Fine-tune a pretrained GAN model

I would like to fine tune a pre-trained GAN available online using my own images. For example, BigGAN, which was trained on ImageNet, can generate realistic images. However, I want to generate medical images. How can I fine tune the pre-train models?
https://github.com/ajbrock/BigGAN-PyTorch

The inked repository has a fine tuning section which explains how the code can be used to fine tune a model using a custom dataset. Generally, I would recommend to also take a look at the paper and check how the model was trained at all. Since your images are coming from another domain (medical images) you would have to experiment if the mentioned fine tuning recipe is working or if you would have to train a model from scratch.

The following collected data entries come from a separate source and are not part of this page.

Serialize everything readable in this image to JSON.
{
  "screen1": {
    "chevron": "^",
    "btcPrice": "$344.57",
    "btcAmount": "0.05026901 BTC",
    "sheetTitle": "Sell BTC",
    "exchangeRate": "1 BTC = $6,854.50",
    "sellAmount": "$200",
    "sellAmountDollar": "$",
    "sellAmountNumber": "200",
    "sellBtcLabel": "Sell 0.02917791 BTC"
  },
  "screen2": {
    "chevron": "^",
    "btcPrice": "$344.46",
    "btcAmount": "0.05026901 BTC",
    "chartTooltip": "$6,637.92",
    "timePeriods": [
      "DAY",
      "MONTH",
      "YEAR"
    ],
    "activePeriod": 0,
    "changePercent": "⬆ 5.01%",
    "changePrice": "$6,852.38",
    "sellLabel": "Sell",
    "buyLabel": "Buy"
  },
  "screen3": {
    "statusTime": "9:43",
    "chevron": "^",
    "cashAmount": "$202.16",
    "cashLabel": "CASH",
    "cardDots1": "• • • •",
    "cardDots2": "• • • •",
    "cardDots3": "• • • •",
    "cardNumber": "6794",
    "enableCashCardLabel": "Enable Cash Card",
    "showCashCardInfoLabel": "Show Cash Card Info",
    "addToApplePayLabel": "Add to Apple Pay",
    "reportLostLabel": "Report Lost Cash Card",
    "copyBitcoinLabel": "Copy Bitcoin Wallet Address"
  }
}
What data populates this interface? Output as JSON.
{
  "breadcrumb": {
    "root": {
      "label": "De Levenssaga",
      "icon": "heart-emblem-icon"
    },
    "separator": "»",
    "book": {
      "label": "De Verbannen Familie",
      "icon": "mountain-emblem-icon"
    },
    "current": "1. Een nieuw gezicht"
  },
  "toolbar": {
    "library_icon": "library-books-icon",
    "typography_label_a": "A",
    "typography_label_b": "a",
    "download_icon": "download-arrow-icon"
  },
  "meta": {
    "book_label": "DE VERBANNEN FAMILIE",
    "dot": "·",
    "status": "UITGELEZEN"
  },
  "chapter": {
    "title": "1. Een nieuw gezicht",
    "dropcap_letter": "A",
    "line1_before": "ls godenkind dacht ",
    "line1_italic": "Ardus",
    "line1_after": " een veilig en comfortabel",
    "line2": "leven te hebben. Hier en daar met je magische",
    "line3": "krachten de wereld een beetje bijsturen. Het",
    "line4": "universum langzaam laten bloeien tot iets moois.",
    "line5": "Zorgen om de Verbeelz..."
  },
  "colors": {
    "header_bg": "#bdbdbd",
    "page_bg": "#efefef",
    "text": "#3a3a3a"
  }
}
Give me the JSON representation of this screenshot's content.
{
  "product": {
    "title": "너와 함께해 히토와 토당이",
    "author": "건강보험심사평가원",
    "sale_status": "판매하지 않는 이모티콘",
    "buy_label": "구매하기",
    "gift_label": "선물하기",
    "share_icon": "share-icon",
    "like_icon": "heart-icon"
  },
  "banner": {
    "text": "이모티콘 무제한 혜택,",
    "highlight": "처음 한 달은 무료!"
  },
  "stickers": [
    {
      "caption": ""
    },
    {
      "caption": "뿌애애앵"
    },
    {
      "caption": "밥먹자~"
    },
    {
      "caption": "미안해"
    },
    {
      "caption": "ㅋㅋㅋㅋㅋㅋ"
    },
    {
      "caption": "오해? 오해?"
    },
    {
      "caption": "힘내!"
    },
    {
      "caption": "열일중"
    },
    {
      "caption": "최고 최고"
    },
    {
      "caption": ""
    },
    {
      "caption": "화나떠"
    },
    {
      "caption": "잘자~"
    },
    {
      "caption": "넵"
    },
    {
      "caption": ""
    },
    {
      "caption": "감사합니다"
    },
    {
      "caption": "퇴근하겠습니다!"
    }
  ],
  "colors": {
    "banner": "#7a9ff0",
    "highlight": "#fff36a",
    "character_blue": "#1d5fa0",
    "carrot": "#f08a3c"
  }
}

To use the model on my own dataset, should I need the same GPU resources?

Not necessarily, but you would have to check e.g. the memory requirements and see if you could fit a similar batch size in your setup, as the model convergence (or training hyperparamters) might be sensitive it the batch size.

Can I train the BigGAN model from scratch based in the below configuration:

I guess it could based on the description:

You will first need to figure out the maximum batch size your setup can support. The pre-trained models provided here were trained on 8xV100 (16GB VRAM each) which can support slightly more than the BS256 used by default. Once you’ve determined this, you should modify the script so that the batch size times the number of gradient accumulations is equal to your desired total batch size (BigGAN defaults to 2048).
Note also that this script uses the --load_in_mem arg, which loads the entire (~64GB) I128.hdf5 file into RAM for faster data loading. If you don’t have enough RAM to support this (probably 96GB+), remove this argument.

so you should try to run it and see if you are seeing any unexpected issues.

I would like to use the basic architecture of BigGAN ‘generator and discriminator’ (basic residual block to build the model) without any other details and without pretrained models just to support high resolution images. is that possible?